On the evidence of its concert at the Bishop’s Stortford College’s Memorial Hall on Sunday April 21, great strides have been made to consolidate and improve on the already high standards of the orchestra’s nursery years.

Probably the best thing to happen to the Sinfonia has been the appointment as principal conductor of California-born Rebecca Miller, who has directed countless orchestras across the USA, UK and Europe, and yet finds the time and energy to bestow all her experience and enthusiasm on the Stortford band.

Under her direction, the players of the Sinfonia have gelled and matured as a group, growing in confidence as they work together. The string section, especially, has found that elusive final 5% in terms of solid intonation which transforms the quality of sound and, in turn, reinforces the confidence of their playing, creating a virtuous circle and producing something which they could be proud to describe as the “Stortford Sound”.

This was particularly evident in the sweeping melodies of Brahms’ Academic Festival Overture and in the rich second movement sonorities of Tchaikovsky’s Fourth Symphony, but even the most frenetic and dramatic passages didn’t rock the tuning in the way they might have done back in pre-Miller days.

Amy Harman was the soloist for the Bassoon Concertino by Dame Elizabeth Maconchy

Credit for this tighter string ensemble must, of course, also go to the orchestra’s leader and artistic director, Tanya Barringer, who has taken ownership of the first desk and helped inspire that confidence which was visible in the body language of the team around her.

The quality of playing is by no means the only area where Miller has made her mark. Another is in her determination to offer a spotlight to the many female composers whose names are beginning to emerge from obscurity, which at this concert meant we heard a work which would otherwise have passed all of us by: the Bassoon Concertino by Broxbourne-born Irish-English composer Dame Elizabeth Maconchy.

What a marvellous instrument the bassoon is! Far from just plodding away at the bass line, it can “sing both high and low” with the smoothest of legato or the sharpest of staccato, characterful, emotional, playful or other-worldly.

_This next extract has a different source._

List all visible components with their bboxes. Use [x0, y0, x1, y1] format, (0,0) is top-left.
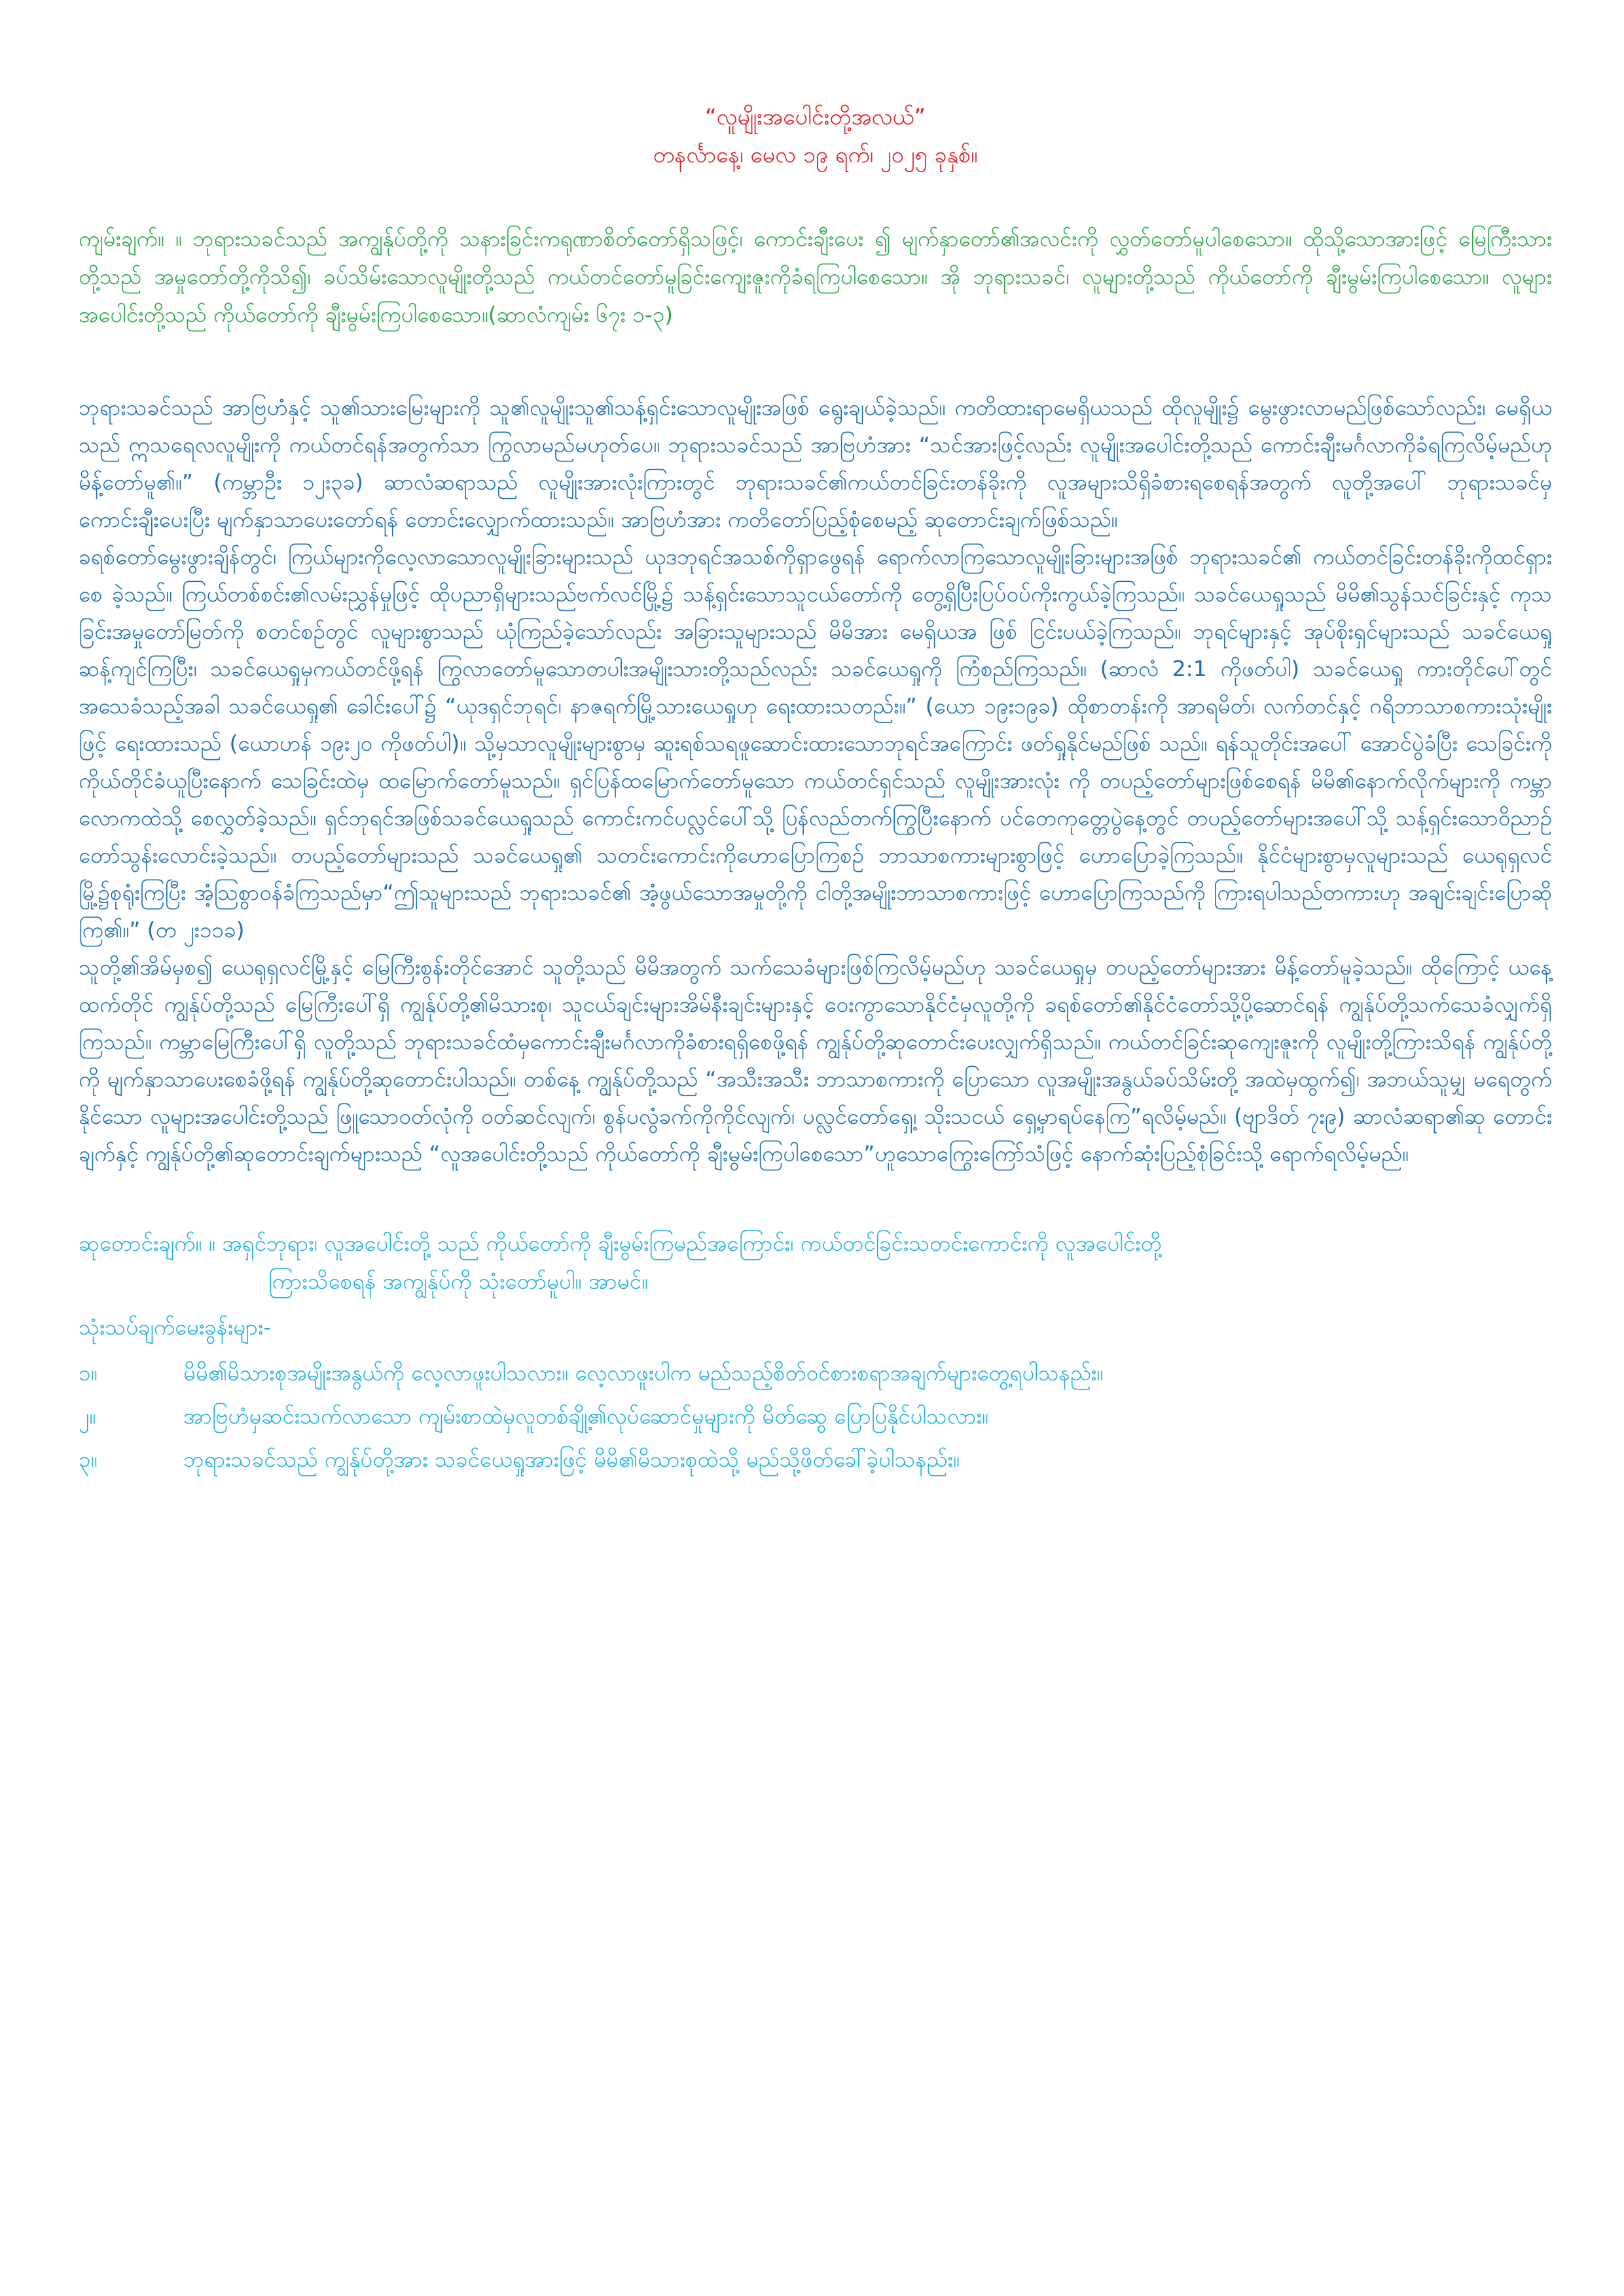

Soloist Amy Harman, one of the country’s leading exponents of the instrument, demonstrated the full range with style and aplomb and created a hall-full of Maconchy fans.

Perhaps the most important aspect of all Miller’s work with the Sinfonia is her determination to make music more accessible and attractive to everybody, and particularly to open up pathways to get young people excited about orchestral music.

As we have come to expect, she strode onto the stage and, rather than silently turn her back on us, declared: “I just want to say hello, and talk a little bit about the music.” Which she did, in some detail; and the more she does so, the more the audience seem to like it.

Before the symphony, she actually got the orchestra to play snippets in advance so that we could listen for them as the music unfolded – now that’s a service you wouldn’t get from a London orchestra!

Rebecca also took time to remind us of the Sinfonia’s outreach initiative, Sound Mind, which aims to improve mental health and inclusivity. Details of these invaluable activities are on the Sinfonia’s website.

So what was the music like? Seriously impressive. The Brahms, from a tightly controlled pianissimo opening, developed a symphonic breadth that swept us along. The Maconchy was elegant and stylish. And the Tchaikovsky was simply breathtaking from start to finish, whether in moments of delicate solo playing in the woodwinds or in whip-crack fortissimos that shook the rafters of the august Memorial Hall. Throughout the evening, the constant pleasure was hearing that polished “Stortford Sound” and seeing the delight it was bringing to the players.

The programme assured us that work is already well advanced on designing the Sinfonia’s 10th anniversary season. Long may it flourish!